Yesterday, my normal day was interrupted by a phone call from a friend who was attending a Veteran’s Day program at a small, local school that happened to be the school I attended, and one that my children attended most of their lives. When I saw his name on my phone, I knew instantly something was wrong. I answered, and straight away he said he noticed I was friends with a certain family on Facebook and that something terrible had just happened at the school.
During the program, the elementary, middle and high schools had joined in the high school gymnasium to pay tribute to the relatives of students who happened to be veteran’s. During that time, a male student managed to sneak off and go to the middle school boy’s locker room area and take his own life. The middle and high school are joined by a hallway and library. As I said, it’s a small, rural school system with about 1,400 students total.
Immediately I felt as if a bus had hit my heart. I had suspected something was going on with this family because they had made several posts that pertained to depression and thoughts of suicide. I watched, I prayed and hoped the posts would eventually become more uplifting and triumphant – they did not and now, this family is broken apart by the loss of a child.
As news broke on local television and through news station feeds, the articles gave details of a 17-year-old student taking his life in the middle school. The comments that would flood those segments were troubling to me.
Some people were focusing more on the fact that a student of that age was in the middle school rather than focusing on the horrible tragedy itself. To me, it was as if the depression and deep darkness this child must have felt didn’t matter.
The protective person I am, I replied with comments like “What does that matter?” “What difference would that make?” I then created the comment shown below to which this “Kim” chick responded in a way that isn’t too surprising, given the nosy, over-entitled world we live in. The name of the kid nor his family had been released yet – but obviously she wanted to be the first to break that news.
The lack of empathy, sympathy and kindness in our world is overwhelming. Although I didn’t really want to, I did do the respectable thing and covered Kim’s full name – obviously not a skill she’s mastered.
What matters most here is, there was this child! A child who obviously found himself in a very dark place. A place where he thought his family would be better off without him. A place where the hurt was so great that he could not see, or believe, that the pain would pass.
Rather than focusing on what a news reporter MIGHT have gotten wrong, or digging for a skeleton that would place a child of that age in a school where he was not a student – we should be focusing on depression among our youth. We should be focusing on fixing the cruel kids rather than simply sweeping it under the rug with a cliché’ that “kids are mean and cruel.”

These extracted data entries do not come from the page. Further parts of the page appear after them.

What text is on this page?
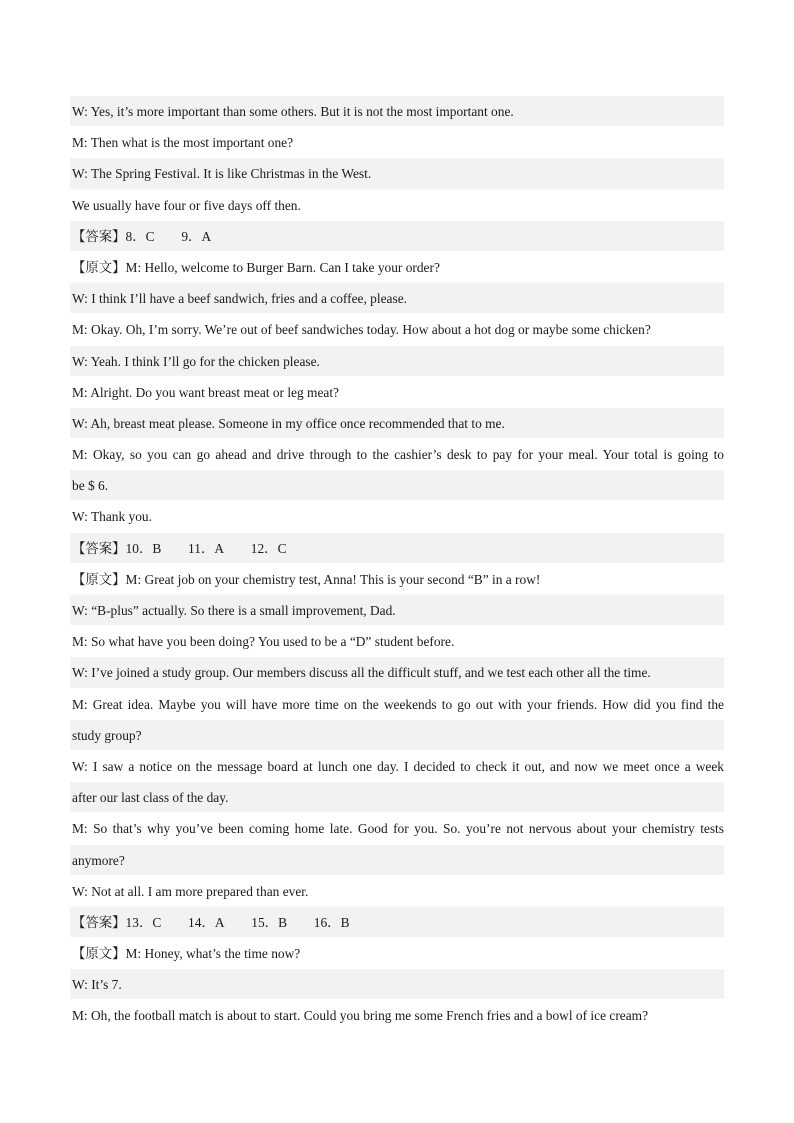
W: Yes, it’s more important than some others. But it is not the most important one.
M: Then what is the most important one?
W: The Spring Festival. It is like Christmas in the West.
We usually have four or five days off then.
【答案】8．C        9．A
【原文】M: Hello, welcome to Burger Barn. Can I take your order?
W: I think I’ll have a beef sandwich, fries and a coffee, please.
M: Okay. Oh, I’m sorry. We’re out of beef sandwiches today. How about a hot dog or maybe some chicken?
W: Yeah. I think I’ll go for the chicken please.
M: Alright. Do you want breast meat or leg meat?
W: Ah, breast meat please. Someone in my office once recommended that to me.
M: Okay, so you can go ahead and drive through to the cashier’s desk to pay for your meal. Your total is going to
be $ 6.
W: Thank you.
【答案】10．B        11．A        12．C
【原文】M: Great job on your chemistry test, Anna! This is your second “B” in a row!
W: “B-plus” actually. So there is a small improvement, Dad.
M: So what have you been doing? You used to be a “D” student before.
W: I’ve joined a study group. Our members discuss all the difficult stuff, and we test each other all the time.
M: Great idea. Maybe you will have more time on the weekends to go out with your friends. How did you find the
study group?
W: I saw a notice on the message board at lunch one day. I decided to check it out, and now we meet once a week
after our last class of the day.
M: So that’s why you’ve been coming home late. Good for you. So. you’re not nervous about your chemistry tests
anymore?
W: Not at all. I am more prepared than ever.
【答案】13．C        14．A        15．B        16．B
【原文】M: Honey, what’s the time now?
W: It’s 7.
M: Oh, the football match is about to start. Could you bring me some French fries and a bowl of ice cream?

Kids are mean and cruel because they battle their own demons. That in turn causes them to create demons for other children through acts of bullying. It is a vicious circle that needs to be addressed and broken.
As I have mentioned many times, when I was ten, I lost my brother because of a bully. My brother was thirteen, his bully was sixteen. On the bus, the bully turned his class ring upside down to where the large stone was in the palm of his hand. The bully hit my brother in the head SO HARD. Three days later, my brother had a severe cerebral hemorrhage that would send him into a coma and would ultimately take his life, two weeks later.
Teaching your children empathy is one of the greatest gifts you can give them. Teach them to be a friend first – never a foe. As for grownups that lack empathy and are cruel in their own ways, call them out. Make them OWN their words and actions. No one should ever have to be hurt by the words or actions of another when it’s completely unnecessary.
Whether or not this particular suicide had anything to do with bullying, I’m not sure – but when it comes to teens, their social life and social acceptance are paramount. Apart from abuse at home, for which I am more than certain that was not the case, bullying and social pressure, real or imagined, can likely be factored in somewhere.
In the end, like I said in my Facebook comment – at times like these – it’s so important to be respectful of the family that’s left behind. If the questions you have are not going to help the situation, just hold your questions, keep reading, because eventually, it will probably be answered. There were no weapon’s involved. There were no other student’s in harm’s way. The school handled the situation appropriately and are providing counseling for students – apart from that, the minute details should only matter to the family – not the general public.
If you can’t be KIND, then do everyone a favor and just be QUIET!